Митроха сел и прислушался. Голоса повторились, но отрывисто звучавшие слова он понять не мог. Из тумана на него вышел Феодорит. Оба поняли, что слышат одно и то же и это не морок. На карачках подполз Одгэм.
– Чудь пришла! – испуганно поделился он новым страхом.
– Свеи!.. Мурманы! – догадка, у каждого своя, одновременно пронзила обоих.
Вдвоем они поднялись выше в гору. Таясь по камням, мелким низинам и кустарникам, пошли в сторону, откуда слышалась чужая речь. Туман приближал ее, и пришлось долго бить ноги, прежде чем внизу, под угором, сквозь белую занавесь проступили очертания морских судов. На их носы были насажены деревянные чудища с разинутыми пастями. Митроха насчитал десяток заморских лодий.
– Наверное, тут лахта, – прошептал Феодорит. – Малый залив. Удобное прибегище для кораблей. Они нашли ее до того, как пал туман.
Вернувшись скорым ходом к карбасу, сели втроем советоваться, как быть дальше. Митроха высказал желание немедля плыть в Кемь и предупредить князей-воевод.
– Как держать путь в тумане? – терзался сомнением инок.
– А твоими молитвами, – весело подсказал Митроха.

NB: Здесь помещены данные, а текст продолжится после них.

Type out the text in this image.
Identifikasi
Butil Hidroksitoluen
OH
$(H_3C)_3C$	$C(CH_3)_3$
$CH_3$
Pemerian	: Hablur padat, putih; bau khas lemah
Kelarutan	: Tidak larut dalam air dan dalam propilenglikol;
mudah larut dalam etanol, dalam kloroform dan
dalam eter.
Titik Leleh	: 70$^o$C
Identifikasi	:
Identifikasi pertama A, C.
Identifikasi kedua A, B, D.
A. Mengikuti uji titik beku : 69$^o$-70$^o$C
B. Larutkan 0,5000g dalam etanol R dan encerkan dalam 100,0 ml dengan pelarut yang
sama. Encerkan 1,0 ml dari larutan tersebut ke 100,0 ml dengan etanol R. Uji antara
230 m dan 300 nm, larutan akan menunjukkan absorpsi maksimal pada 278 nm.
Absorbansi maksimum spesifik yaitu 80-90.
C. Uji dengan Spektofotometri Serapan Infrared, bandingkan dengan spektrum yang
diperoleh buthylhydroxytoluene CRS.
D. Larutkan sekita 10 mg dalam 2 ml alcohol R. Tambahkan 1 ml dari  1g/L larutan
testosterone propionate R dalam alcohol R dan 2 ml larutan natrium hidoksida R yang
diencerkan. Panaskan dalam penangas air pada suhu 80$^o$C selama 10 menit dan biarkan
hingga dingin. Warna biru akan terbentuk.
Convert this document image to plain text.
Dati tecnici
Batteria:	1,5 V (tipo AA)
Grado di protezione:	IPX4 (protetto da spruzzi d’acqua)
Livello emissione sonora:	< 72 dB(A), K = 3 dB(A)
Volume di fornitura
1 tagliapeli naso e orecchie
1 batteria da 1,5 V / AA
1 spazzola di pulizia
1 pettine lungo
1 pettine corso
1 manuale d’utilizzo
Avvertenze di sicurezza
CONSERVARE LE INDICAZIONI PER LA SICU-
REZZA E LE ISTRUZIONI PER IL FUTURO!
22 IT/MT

Порешили, что плыть должны он и лопин, знающий здешние салмы, острова и берега матерой земли. Феодорит же вызвался остаться на Малом Кузове, чтобы проследить за немецкими шняками.
Прощались коротко. Спустили на воду карбас. Монах широко перекрестил суденко. «Храни вас Бог!» Хотел было толкнуть лодку от берега, но вдруг вспомнил.
– Постой. Ты так и не сказал мне про матушку, Митрофан!
Митроха, стоя в карбасе, опустил голову.
– Да обманул я тебя, Федорка. Не видал я твоей родильницы в Ростове. Прощай!
Он сел на весла и стал грести.
…Туман облеплял камни, клочьями вис на ветках кривых малорослых берез – ёр, пуховым одеялом лежал в низинах. Феодорит, три года живший в Поморье, никогда не видел такой липкой, будто рыбий клей, мары. Странный туман.
Но пока эта белая занавесь держит в плену море и острова, чужаки никуда не денутся.
Сквозь заслон молитв в душу инока вторгались грусть и тоска. Он вспоминал отца и мать, родительский дом, ростовское училище при монастыре. Когда уходил тайком с родного двора, ничего не взял с собой, что напоминало бы о прежней жизни. Но за тысячу верст от Ростова, в малом скиту на берегу холодного моря, нежданно-негаданно обрел ростовский памятный дар. Теперь всегда носил его на груди, за подрясником.